O regresso da Académica ao Jamor traz memórias da final mais histórica da Taça de Portugal: em 1969, em plena ditadura, a Briosa perdeu com o Benfica (1-2) mas deixou o regime a tremer. Eram os tempos áureos da contestação estudantil em Coimbra, que o clube multiplicou por mil e muitos.

A equipa entrou em campo de capas caídas e braçadeira branca, os adeptos levaram a contestação para as bancadas. «Era hábito os jogadores entrarem no relvado a correr. Nós combinámos com o Benfica e entrámos em passo lento. Aquela final não era uma festa», conta Francisco Andrade.

O Benfica venceu com um golo de Eusébio no prolongamento e fez questão de deixar Vítor Campos, capitão da Académica, pegar na taça e mostrá-la aos adeptos. Por concretizar ficou o sonho da equipa: levar a taça para Coimbra e entregá-la a Alberto Martins, líder da rebelião estudantil, em sinal de apoio.

«Imagine tudo isto numa altura em que cinco pessoas juntas já eram uma rebelião, quando a GNR batia em tudo o que mexia, quando o que se passava em Coimbra não saía nos jornais... Todos sentimos que aquilo ia obrigar as pessoas a interrogarem-se e abria uma oportunidade para discutir o regime.»

Jamor: pode a Académica voltar a ser a Académica?

Francisco Andrade não tem por isso dúvidas que o 25 de Abril começou a ser desenhado naquela final da Taça de Portugal. Ou até um pouco antes: mas em Coimbra certamente. «Antes disso já tínhamos jogado de camisola branca, em sinal de luto, em Alvalade, na meia-final com o Sporting.»

O presidente Américo Tomás não esteve no Jamor e tentou ignorar a rebelião que crescia. «O público foi de Coimbra a Lisboa a fazer comícios pelo caminho. A polícia não teve capacidade para parar aquela multidão que se manifestava. Foi ali que se começou a fazer-se Abril, sem dúvida.»

Ora Francisco Andrade era o treinador da equipa e por isso é obrigatório perguntar: a ambição desportiva da Académica como ficava no meio disto tudo? «Para perceber, no dia do jogo não disse uma frase sobre táticas, movimentos ou motivações desportivas», conta o treinador ao Maisfutebol.
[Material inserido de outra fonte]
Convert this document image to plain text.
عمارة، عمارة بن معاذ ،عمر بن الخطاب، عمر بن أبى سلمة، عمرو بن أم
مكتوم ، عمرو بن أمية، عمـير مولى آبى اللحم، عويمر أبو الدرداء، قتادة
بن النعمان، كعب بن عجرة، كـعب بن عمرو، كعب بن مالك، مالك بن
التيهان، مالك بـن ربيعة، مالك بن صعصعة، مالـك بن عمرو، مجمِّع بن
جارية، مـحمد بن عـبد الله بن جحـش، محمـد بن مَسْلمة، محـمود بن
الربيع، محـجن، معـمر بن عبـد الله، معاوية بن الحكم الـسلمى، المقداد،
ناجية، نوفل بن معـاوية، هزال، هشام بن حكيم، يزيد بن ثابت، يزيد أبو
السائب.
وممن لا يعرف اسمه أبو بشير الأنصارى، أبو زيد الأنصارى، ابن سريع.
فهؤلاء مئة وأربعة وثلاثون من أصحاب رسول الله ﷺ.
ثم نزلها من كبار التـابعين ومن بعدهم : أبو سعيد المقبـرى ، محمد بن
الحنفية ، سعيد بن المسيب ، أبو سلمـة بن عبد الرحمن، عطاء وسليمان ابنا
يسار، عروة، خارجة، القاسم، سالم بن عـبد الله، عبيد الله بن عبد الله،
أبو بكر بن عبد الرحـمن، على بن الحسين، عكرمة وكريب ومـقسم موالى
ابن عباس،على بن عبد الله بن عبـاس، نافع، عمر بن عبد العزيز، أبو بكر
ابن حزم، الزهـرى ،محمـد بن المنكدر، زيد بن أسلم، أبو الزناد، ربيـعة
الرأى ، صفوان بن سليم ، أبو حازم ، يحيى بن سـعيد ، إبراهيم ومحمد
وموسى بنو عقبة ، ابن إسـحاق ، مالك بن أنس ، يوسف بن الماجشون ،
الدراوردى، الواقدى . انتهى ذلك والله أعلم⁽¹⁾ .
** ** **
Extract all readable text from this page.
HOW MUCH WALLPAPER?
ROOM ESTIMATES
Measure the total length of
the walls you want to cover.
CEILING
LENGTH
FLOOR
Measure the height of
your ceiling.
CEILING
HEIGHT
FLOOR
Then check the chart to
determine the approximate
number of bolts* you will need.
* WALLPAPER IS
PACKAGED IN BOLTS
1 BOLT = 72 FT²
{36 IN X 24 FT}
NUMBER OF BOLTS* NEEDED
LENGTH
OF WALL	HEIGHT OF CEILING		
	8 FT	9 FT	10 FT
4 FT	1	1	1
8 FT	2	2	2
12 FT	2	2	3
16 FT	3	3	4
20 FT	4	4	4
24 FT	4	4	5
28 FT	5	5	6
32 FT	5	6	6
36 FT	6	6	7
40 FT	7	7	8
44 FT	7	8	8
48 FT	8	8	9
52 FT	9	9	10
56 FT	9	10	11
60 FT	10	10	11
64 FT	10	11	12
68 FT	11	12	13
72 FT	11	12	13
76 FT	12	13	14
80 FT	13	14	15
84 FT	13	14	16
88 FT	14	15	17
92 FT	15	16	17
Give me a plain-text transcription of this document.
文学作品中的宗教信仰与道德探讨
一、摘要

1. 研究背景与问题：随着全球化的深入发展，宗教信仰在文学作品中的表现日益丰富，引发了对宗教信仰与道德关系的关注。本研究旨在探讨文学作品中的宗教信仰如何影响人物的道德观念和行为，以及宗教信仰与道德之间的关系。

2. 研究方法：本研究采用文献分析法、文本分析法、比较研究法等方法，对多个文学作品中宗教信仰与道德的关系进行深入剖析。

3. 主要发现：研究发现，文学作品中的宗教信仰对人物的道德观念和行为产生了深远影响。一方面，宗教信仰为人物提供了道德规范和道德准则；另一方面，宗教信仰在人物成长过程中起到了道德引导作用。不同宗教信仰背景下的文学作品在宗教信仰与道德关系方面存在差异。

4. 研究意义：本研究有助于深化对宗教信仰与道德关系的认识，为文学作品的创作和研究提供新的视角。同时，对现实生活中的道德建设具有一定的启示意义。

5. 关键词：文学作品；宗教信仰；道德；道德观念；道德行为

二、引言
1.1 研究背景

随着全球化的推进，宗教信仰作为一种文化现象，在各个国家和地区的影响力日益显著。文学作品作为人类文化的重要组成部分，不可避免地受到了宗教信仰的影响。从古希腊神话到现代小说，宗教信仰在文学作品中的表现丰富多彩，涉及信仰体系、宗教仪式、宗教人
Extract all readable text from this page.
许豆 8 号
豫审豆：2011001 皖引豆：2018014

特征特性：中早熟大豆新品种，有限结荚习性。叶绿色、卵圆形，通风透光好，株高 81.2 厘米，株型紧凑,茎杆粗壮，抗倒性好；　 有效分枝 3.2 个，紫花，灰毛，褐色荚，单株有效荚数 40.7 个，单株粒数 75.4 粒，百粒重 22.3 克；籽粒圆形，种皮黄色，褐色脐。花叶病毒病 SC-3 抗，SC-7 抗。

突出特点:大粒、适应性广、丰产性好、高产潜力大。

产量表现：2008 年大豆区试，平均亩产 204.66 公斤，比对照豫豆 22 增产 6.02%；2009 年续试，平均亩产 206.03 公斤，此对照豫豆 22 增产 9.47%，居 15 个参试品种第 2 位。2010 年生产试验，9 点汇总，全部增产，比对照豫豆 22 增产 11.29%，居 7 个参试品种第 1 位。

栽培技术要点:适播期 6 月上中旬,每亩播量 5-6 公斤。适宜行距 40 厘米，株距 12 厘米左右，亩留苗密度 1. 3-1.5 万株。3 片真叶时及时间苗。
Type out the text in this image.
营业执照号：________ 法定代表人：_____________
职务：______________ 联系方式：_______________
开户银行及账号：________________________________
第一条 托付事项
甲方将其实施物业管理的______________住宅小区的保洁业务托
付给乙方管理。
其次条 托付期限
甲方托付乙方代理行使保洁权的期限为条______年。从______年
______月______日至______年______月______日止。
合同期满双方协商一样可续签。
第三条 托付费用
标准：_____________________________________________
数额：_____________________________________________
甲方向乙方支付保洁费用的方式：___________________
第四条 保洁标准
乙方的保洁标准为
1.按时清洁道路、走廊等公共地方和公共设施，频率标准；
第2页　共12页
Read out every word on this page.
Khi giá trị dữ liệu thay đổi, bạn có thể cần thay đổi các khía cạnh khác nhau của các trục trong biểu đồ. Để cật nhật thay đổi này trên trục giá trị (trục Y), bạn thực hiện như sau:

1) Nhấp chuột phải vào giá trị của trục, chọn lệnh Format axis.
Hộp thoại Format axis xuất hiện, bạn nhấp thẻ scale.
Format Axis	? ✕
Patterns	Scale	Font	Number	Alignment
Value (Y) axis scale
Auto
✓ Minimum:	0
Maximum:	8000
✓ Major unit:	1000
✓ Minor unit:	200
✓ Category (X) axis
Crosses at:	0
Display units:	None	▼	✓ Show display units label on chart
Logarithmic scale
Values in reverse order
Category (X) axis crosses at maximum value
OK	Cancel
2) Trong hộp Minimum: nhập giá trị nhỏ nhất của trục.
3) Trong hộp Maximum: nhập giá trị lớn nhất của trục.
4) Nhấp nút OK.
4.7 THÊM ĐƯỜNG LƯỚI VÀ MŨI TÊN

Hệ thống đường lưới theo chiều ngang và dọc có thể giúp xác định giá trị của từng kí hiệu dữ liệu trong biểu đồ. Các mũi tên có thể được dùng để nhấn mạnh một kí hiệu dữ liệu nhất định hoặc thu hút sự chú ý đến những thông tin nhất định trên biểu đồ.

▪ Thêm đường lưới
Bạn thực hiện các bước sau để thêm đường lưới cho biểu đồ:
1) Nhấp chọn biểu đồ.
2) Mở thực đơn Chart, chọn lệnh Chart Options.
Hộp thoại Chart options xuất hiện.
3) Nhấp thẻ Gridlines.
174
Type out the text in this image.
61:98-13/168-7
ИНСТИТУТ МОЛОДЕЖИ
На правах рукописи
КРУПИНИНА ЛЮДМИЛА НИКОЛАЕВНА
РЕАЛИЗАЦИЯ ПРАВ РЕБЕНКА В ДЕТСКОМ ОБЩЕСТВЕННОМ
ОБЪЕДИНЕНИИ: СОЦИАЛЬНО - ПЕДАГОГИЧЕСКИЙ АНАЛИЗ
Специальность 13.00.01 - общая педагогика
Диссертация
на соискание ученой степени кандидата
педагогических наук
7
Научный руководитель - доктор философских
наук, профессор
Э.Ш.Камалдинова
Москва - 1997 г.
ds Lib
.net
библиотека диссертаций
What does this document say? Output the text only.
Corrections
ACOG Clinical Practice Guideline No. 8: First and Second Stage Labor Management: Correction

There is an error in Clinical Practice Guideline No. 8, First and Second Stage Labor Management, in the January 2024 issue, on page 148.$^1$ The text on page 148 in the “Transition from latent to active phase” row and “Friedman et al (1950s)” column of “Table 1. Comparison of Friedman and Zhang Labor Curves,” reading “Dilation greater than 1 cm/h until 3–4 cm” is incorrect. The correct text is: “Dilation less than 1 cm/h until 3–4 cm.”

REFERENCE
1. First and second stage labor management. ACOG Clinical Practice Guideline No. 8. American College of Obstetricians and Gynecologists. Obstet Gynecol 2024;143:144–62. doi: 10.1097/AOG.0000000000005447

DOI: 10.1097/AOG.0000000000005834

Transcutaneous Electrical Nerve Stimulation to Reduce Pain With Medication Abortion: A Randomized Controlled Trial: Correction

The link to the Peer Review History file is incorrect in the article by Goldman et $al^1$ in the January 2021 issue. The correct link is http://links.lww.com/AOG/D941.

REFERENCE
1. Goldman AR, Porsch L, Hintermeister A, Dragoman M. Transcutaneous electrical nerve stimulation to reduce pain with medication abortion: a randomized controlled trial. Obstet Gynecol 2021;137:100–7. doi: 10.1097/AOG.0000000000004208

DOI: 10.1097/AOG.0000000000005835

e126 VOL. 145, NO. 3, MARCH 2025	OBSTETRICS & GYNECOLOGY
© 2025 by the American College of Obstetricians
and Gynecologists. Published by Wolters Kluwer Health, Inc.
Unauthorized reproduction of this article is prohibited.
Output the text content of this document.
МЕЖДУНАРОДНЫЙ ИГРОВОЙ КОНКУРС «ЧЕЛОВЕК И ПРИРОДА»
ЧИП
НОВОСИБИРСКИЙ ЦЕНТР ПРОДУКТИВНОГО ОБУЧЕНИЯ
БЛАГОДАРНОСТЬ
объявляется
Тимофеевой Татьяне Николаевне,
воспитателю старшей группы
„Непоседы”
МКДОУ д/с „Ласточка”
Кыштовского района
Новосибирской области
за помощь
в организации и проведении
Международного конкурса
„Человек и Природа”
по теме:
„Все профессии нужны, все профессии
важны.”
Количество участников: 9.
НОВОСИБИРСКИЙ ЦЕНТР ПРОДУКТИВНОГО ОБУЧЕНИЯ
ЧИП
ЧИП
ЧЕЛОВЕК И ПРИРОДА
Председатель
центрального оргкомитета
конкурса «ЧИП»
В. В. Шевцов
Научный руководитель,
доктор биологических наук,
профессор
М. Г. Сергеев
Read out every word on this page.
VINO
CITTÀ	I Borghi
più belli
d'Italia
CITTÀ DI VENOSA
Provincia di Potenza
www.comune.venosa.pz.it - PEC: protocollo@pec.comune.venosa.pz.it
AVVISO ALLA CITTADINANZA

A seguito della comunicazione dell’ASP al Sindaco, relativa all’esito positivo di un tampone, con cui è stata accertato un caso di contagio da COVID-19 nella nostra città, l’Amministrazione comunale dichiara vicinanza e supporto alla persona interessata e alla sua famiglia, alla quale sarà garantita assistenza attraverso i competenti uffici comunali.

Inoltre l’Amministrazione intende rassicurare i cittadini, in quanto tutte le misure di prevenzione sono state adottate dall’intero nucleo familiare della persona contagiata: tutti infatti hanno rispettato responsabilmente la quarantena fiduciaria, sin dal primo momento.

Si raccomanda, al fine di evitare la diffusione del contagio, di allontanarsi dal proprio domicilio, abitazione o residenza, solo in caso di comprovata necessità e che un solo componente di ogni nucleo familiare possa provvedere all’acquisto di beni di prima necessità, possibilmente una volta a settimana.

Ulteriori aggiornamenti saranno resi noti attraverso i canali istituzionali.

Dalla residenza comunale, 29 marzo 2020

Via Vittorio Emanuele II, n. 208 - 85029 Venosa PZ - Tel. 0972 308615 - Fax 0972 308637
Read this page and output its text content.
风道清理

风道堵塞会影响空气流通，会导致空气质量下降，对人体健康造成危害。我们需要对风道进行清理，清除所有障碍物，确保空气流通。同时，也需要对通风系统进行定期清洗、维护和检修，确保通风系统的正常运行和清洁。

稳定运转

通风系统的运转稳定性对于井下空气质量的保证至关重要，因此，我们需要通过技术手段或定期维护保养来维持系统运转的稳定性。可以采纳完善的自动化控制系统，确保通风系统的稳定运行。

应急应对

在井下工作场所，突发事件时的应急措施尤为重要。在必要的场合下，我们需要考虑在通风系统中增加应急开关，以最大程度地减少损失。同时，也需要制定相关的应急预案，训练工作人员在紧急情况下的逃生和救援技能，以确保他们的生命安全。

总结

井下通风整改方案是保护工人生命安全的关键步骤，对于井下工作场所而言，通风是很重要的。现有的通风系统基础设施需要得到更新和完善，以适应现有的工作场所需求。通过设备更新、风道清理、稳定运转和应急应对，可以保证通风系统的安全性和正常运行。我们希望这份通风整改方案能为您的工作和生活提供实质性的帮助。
«No dia anterior falei-lhes de táticas, naturalmente. Falamos sobre o Benfica e sobre a maneira como devíamos jogar para ganhar. No dia do jogo só lhes disse uma frase, e já foi no balneário. Têm o privilégio, pelo dom que Deus vos deu, de dar voz a um povo que não tem voz. Façam-no.»

Manuel António, do acampamento da tropa para o Jamor

Francisco Andrade lembra de resto que aqueles eram tempos especiais da Académica. Um a um, o antigo técnico lembra o nome de todos os jogadores e o curso que andavam a tirar na universidade. Lembra que eram perseguidos e alguns deles já tinham sido presos: Chipenda, Araújo, Zé Grilo...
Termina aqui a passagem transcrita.